Paris : la conférence citoyenne sur l’urbanisme irrite la droite

La consultation citoyenne lancée en vue de préparer le long processus de la révision du plan local d’urbanisme a été fustigée par l’opposition municipale. Principale critique : le recrutement de détenteurs de la carte citoyens parmi les 100 Parisiens et Franciliens chargés de plancher sur le Paris de demain.

 Illustration. Le futur quartier Bercy-Charenton, contrat d’intérêt national, vu par UrbanEra, filière de Bouygues Immobilier, symbolise bien l’importance de l’élaboration d’un plan local d’urbanisme.
Illustration. Le futur quartier Bercy-Charenton, contrat d’intérêt national, vu par UrbanEra, filière de Bouygues Immobilier, symbolise bien l’importance de l’élaboration d’un plan local d’urbanisme. DR

La consultation citoyenne initiée mi-septembre par la mairie de Paris en vue de la révision de son plan local d'urbanisme s'est achevée samedi au pavillon de l'Arsenal (XIIe). « Tout s'est bien passé », affirme-t-on dans l'entourage d'Emmanuel Grégoire, le premier adjoint de la maire de Paris.

Bataille autour de l'échantillonnage

Pourtant, la droite n'a pas manqué de brocarder l'opération, dénonçant une « concertation biaisée » et le « manque de transparence ». « L'échantillonnage n'a pas été élaboré en toute indépendance. Des panélistes ont été recrutés dans le fichier des détenteurs de la carte du citoyen qui soutiennent souvent la politique municipale », a déploré Valérie Montandon, conseillère de Paris (LR).

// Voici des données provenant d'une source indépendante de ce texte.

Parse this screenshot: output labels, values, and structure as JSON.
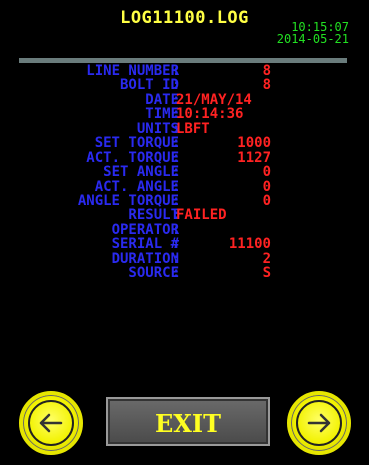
{
  "header": {
    "title": "LOG11100.LOG",
    "time": "10:15:07",
    "date": "2014-05-21"
  },
  "record": [
    {
      "label": "LINE NUMBER",
      "value": "8"
    },
    {
      "label": "BOLT ID",
      "value": "8"
    },
    {
      "label": "DATE",
      "value": "21/MAY/14"
    },
    {
      "label": "TIME",
      "value": "10:14:36"
    },
    {
      "label": "UNITS",
      "value": "LBFT"
    },
    {
      "label": "SET TORQUE",
      "value": "1000"
    },
    {
      "label": "ACT. TORQUE",
      "value": "1127"
    },
    {
      "label": "SET ANGLE",
      "value": "0"
    },
    {
      "label": "ACT. ANGLE",
      "value": "0"
    },
    {
      "label": "ANGLE TORQUE",
      "value": "0"
    },
    {
      "label": "RESULT",
      "value": "FAILED"
    },
    {
      "label": "OPERATOR",
      "value": ""
    },
    {
      "label": "SERIAL #",
      "value": "11100"
    },
    {
      "label": "DURATION",
      "value": "2"
    },
    {
      "label": "SOURCE",
      "value": "S"
    }
  ],
  "footer": {
    "exit_label": "EXIT",
    "prev_icon": "arrow-left-icon",
    "next_icon": "arrow-right-icon"
  },
  "colors": {
    "label": "#2a2af0",
    "value": "#ff2222",
    "title": "#ffff44",
    "clock": "#22e022",
    "button": "#f2f200"
  }
}
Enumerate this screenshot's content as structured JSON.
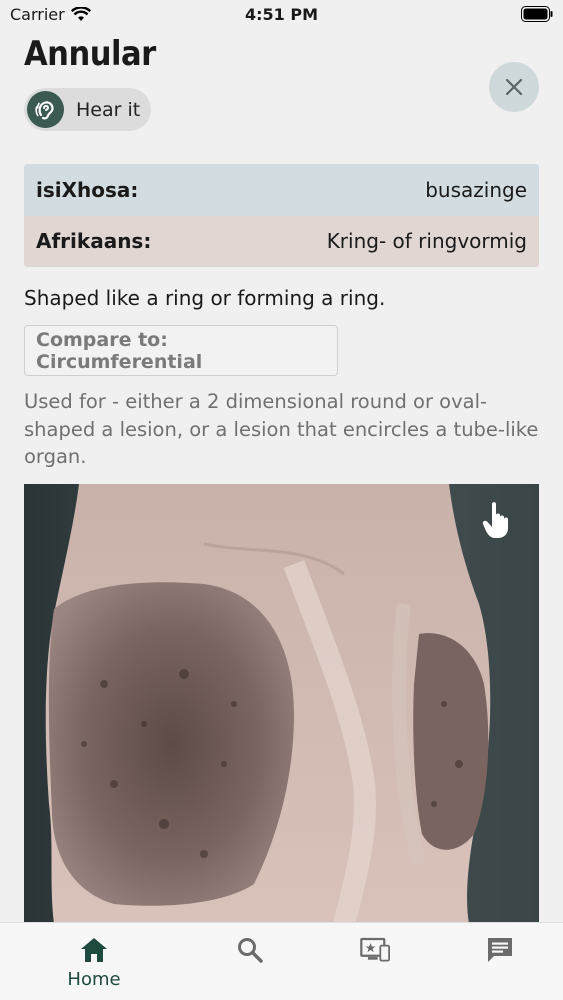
{
  "status_bar": {
    "carrier": "Carrier",
    "time": "4:51 PM"
  },
  "term": {
    "title": "Annular",
    "hear_label": "Hear it"
  },
  "translations": [
    {
      "language": "isiXhosa:",
      "word": "busazinge"
    },
    {
      "language": "Afrikaans:",
      "word": "Kring- of ringvormig"
    }
  ],
  "definition": "Shaped like a ring or forming a ring.",
  "compare_label": "Compare to: Circumferential",
  "usage": "Used for - either a 2 dimensional round or oval-shaped a lesion, or a lesion that encircles a tube-like organ.",
  "tabs": [
    {
      "label": "Home",
      "icon": "home-icon",
      "active": true
    },
    {
      "label": "",
      "icon": "search-icon",
      "active": false
    },
    {
      "label": "",
      "icon": "screen-cast-icon",
      "active": false
    },
    {
      "label": "",
      "icon": "chat-icon",
      "active": false
    }
  ],
  "colors": {
    "accent": "#3b5a52",
    "xhosa_row": "#d3dde1",
    "afrikaans_row": "#e1d7d2",
    "tab_active": "#1f4a40",
    "tab_inactive": "#6b6b6b"
  }
}
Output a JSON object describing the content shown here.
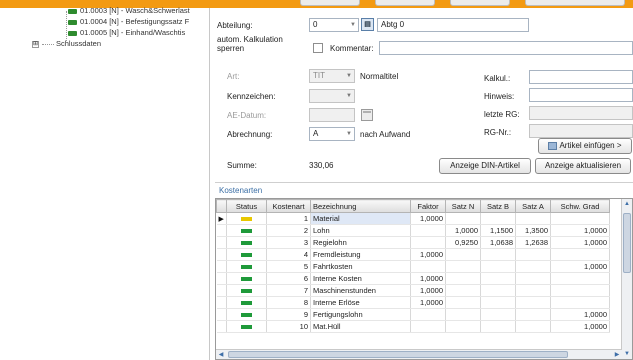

« C'est un mauvais procès. Il n'y a pas de manipulation. Les détenteurs de la carte du citoyen sont souvent intéressés par les concertations et nous avons jugé utile de pouvoir compter sur eux pour constituer le panel dans les délais », rétorque-t-on dans l'entourage d'Emmanuel Grégoire (PS), le premier adjoint d'Anne Hidalgo.

« Ils ne représentent que 4 % de notre échantillon. Il n'y a aucun risque de surreprésentation d'un groupe politique, se défend Grégoire Milot, président de l'agence conseil en communication publique, Etat d'Esprit, chargé d'organiser cette consultation. Toutes les personnes sélectionnées ont parlé avec leur cœur du Paris de demain ».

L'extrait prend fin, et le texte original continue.